Bread Pudding, bread that is soaked in rich creamy custard, is often tossed with sauteed apples, pumpkin or pears and is associated with holiday or wintertime. However during the warmer months these comforting treats should not be overlooked, and are delightful with fresh summer fruit.
Mini Raspberry Bread Puddings are an easy preparation because you can use day-old bread and a little fresh fruit. I like to use egg bread, or challah, but you can slice up any type of loaf you have on hand and they will turn out great.
Fresh raspberries are one of the most elegant berries to bake in bread pudding. The flavors are mild and lightly sweet and pair nicely with the rich custardy taste. I added a splash of Framboise to the mix to heighten the raspberry essence and add a little special something.
These Mini Raspberry Bread Puddings are perfect after a light meal or great on a sunny afternoon with a glass of wine. If you have any leftover, they wrap up nicely and store in the refrigerator for several days.
3 large Brioche buns or half a loaf
5 extra large eggs
1 cup heavy cream
1/2 cup whole milk
1/2 cup granulated sugar
2 tablespoons + 8 teaspoons Framboise (raspberry liqueur)
1/2 pint fresh raspberries
1. Preheat the oven to 350 degrees. Slice the buns or bread into cubes and toast in the oven for 8 minutes. Remove and cool. In a large bowl, whisk together the eggs, cream, milk, sugar and 2 tablespoons Framboise. Add the toasted bread to the egg mixture, and toss to coat. Let the bread soak for 30 minutes.

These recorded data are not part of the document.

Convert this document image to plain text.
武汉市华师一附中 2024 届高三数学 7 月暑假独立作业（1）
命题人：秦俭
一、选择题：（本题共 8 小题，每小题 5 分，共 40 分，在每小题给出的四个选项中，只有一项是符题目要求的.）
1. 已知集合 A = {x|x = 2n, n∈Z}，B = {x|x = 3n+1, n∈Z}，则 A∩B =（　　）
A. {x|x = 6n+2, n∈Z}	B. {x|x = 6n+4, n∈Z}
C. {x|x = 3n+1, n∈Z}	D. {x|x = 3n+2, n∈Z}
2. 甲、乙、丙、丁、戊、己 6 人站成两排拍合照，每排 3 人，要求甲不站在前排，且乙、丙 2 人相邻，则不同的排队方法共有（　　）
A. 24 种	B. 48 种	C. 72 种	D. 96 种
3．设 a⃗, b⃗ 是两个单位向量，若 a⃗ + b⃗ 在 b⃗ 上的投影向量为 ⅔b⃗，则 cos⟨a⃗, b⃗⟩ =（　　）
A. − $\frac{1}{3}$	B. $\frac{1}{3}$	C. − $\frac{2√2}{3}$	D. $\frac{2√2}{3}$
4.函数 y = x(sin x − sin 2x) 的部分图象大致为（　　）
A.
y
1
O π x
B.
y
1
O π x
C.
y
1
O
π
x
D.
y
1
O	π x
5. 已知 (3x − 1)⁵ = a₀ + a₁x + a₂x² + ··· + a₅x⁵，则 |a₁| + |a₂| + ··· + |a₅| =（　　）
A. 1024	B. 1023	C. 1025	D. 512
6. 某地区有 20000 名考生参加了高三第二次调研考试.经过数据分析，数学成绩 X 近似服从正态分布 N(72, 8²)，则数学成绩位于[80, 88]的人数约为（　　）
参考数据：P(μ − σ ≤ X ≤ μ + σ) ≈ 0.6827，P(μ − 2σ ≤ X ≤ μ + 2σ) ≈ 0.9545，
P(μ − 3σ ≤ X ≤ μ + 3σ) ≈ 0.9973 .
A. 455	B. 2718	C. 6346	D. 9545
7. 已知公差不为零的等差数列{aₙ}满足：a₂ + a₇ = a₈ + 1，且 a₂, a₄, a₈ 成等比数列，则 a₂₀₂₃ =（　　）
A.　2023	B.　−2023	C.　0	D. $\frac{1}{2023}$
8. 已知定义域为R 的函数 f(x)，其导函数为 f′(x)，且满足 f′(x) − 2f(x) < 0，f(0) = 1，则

2. Grease 8 ramekins and fill half way up the sides with the custard bread. Top with 4 fresh raspberries and 1 teaspoon of Framboise. Then, top with the remaining custard bread and sprinkle with 1/2 teaspoon sugar. Cover with foil and bake for 40 minutes, then remove the foil and bake another 5 minutes, until puffed and golden brown on top. Let cool to room temperature, Enjoy!